CRYSTAL LAKE – President Donald Trump’s proposed tax reform plan is a mixed bag, but one that is likely to benefit at least some McHenry County families and business owners, financial experts and McHenry County business owners said.
The federal reform plan, which some have criticized as disproportionately benefiting corporations and wealthier Americans, includes measures such as doubling the standard deduction, raising the child tax credit amount and slashing the corporate tax rate.
The proposal also includes plans to remove personal exemptions and place caps on certain deductions, such as the mortgage interest deduction.
Other proposed changes include the elimination of many special interest deductions, such as student loan debt interest and medical and moving expense deductions. A family tax credit could be implemented, and the child tax could jump from $1,000 to $1,600 under the current proposal.
“In some cases, you can see it’s not going to be such a good deal,” said financial adviser Mike Piershale, president of Crystal Lake-based Piershale Financial Group. “In other cases, I can see where it really can help people.”
The middle class
The plan has been touted as the ideal way to decrease the tax burden for middle-class Americans, in part because of the doubled standard deduction. Married couples were able to deduct $12,600 from their taxable income last year using the standard deduction. A single person could deduct half of that. Under the new proposal, those allowable deduction amounts would nearly double, allowing married couples to deduct $24,000 and individuals to deduct $12,000.
About 70 percent of American families take that standard deduction in lieu of itemizing things such as state and local taxes, charitable donations and mortgage interest, Piershale said.
“That means their itemized items aren’t greater than the standard deduction,” he said. “Even with the standard deduction at its current level, it is still a better deal for people.”

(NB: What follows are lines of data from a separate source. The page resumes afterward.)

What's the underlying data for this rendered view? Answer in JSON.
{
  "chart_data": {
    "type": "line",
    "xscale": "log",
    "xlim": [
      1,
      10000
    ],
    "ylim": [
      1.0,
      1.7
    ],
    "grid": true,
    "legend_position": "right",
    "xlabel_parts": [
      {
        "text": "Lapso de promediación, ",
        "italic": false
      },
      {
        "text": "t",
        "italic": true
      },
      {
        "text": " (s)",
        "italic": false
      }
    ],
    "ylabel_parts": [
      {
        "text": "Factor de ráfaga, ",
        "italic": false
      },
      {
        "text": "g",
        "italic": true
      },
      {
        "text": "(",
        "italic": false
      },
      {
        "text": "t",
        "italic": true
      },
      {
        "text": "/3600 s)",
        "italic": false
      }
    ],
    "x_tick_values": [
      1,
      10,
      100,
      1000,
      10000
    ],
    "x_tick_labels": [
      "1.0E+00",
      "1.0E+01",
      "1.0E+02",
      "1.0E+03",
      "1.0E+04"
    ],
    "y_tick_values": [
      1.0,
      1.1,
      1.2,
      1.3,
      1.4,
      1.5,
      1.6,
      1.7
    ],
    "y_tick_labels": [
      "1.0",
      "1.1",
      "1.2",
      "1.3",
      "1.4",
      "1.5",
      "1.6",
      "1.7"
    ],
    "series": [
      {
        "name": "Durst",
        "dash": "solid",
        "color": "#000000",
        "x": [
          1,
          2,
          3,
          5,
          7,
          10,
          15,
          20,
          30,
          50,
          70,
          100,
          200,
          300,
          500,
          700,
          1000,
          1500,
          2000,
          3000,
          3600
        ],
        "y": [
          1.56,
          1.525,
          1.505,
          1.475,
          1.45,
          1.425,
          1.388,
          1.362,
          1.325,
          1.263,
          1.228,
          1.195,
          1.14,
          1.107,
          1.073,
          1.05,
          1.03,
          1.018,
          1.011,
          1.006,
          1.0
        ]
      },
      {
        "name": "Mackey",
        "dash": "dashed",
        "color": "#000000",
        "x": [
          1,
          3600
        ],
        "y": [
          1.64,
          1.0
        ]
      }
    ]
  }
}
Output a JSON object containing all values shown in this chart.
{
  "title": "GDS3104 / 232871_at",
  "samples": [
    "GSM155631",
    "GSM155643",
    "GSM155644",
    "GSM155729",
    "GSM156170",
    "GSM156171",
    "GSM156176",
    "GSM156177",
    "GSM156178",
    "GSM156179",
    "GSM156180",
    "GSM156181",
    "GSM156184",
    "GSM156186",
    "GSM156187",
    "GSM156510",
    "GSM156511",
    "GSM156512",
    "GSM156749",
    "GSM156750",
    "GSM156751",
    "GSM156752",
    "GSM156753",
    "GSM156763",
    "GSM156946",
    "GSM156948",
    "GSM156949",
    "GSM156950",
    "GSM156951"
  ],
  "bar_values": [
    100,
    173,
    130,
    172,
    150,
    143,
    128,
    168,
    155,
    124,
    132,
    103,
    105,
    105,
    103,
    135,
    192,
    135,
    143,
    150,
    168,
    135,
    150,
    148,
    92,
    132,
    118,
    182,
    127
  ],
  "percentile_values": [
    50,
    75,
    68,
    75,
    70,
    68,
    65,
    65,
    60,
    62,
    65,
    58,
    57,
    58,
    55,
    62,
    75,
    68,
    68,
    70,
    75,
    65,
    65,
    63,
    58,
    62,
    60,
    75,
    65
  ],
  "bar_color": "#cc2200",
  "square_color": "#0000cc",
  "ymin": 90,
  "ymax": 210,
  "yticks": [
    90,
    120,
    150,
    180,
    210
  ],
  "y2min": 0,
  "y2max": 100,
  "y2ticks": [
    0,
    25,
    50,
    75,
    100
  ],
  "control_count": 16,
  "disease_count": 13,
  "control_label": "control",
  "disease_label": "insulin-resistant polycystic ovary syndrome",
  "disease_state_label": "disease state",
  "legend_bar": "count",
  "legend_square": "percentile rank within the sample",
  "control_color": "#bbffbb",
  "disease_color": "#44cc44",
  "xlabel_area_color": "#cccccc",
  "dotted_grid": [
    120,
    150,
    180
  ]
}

A piece of the proposal eliminates personal exemptions, which could hurt some families, Piershale said.
For example, a family of four right now is entitled to an automatic $16,200 exemption through personal exemptions. Add in the standard deduction, and that family is looking at sheltering about $29,000 from taxes. If personal exemptions go away, the family will be left with its standard deduction of $24,000 – $5,000 less than it originally was able to deduct, Piershale said.
The proposal also seeks to limit home mortgage interest deductions to $500,000, half the current $1 million limit. McHenry County homeowners in 2017 have taken or refinanced 152 loans for property valued more than $500,000, about 2.8 percent of the total 5,503 single-family home and condominium loans, according to data from Attom Data Solutions.
Provisions would end deductions for state and local sale and income taxes and would cap the property tax deduction at $10,000. About 11 percent of McHenry County tax bills were higher than $10,000 in 2016, which includes a total of 15,122 tax bills ranging from hundreds of thousands to more than $10,000, according to data from McHenry County Treasurer Glenda Miller.
The plan disincentivizes home ownership, which will have a detrimental effect on community stability and wealth creation, said Conor Brown, government affairs director with Heartland Realtor Organization of Greater McHenry County.
“Anything that deters home ownership or ultimately pushes against those incentives is worrisome,” he said. “We aren’t against simplification and tax reform – it just doesn’t have to come at the detriment of homeowners. ... We are really seeing middle-class homeowners taking it on the chin.”
U.S. Rep. Peter Roskam, R-Wheaton, said the plan will support small businesses, bring back money from offshore accounts, boost the economy and provide tax relief for an overburdened middle class.
“Springfield has piled on taxes,” Roskam said. “The idea that the federal government can decrease [residents’] tax liability and their tax burden is incredibly significant.”
The plan proposes to cut the corporate tax rate from 35 percent to 20 percent and allows companies that keep large sums overseas to bring back that money to the U.S. with a lower tax on offshore earnings.
“When a few trillion comes back to the United States, we will see economic growth that is very significant,” Roskam said.
But it’s not only big corporations that stand to benefit from new rates. Smaller, local business, as well, can take advantage of numerous aspects of the plan.
Doug McAllister, who owns Douglas Automotive in Crystal Lake, Fox River Grove and Barrington, said that although he isn’t going to “hang his hat” on the proposal, it looks like it would benefit his business.
“Taxes are by far the biggest expense, other than payroll,” McAllister said. “Between state and local taxes, real estate taxes, income taxes – it’s just a huge number. It is crushing.”
He said that tax relief would allow him to put more money into his business for items such as tools, equipment, hiring, pay raises and overall growth – for example, marketing or buying equipment and machines that would allow the shop to offer more services to customers.
“If the money isn’t there because it’s going somewhere else, it’s obviously not available for that,” he said. “This could be a big help.”
The House Committee on Ways and Means will review the bill Monday. It will undergo a multiday review process before the committee passes it to the House for consideration, Roskam said.
“This could be on the president’s desk by the end of this calendar year,” he said.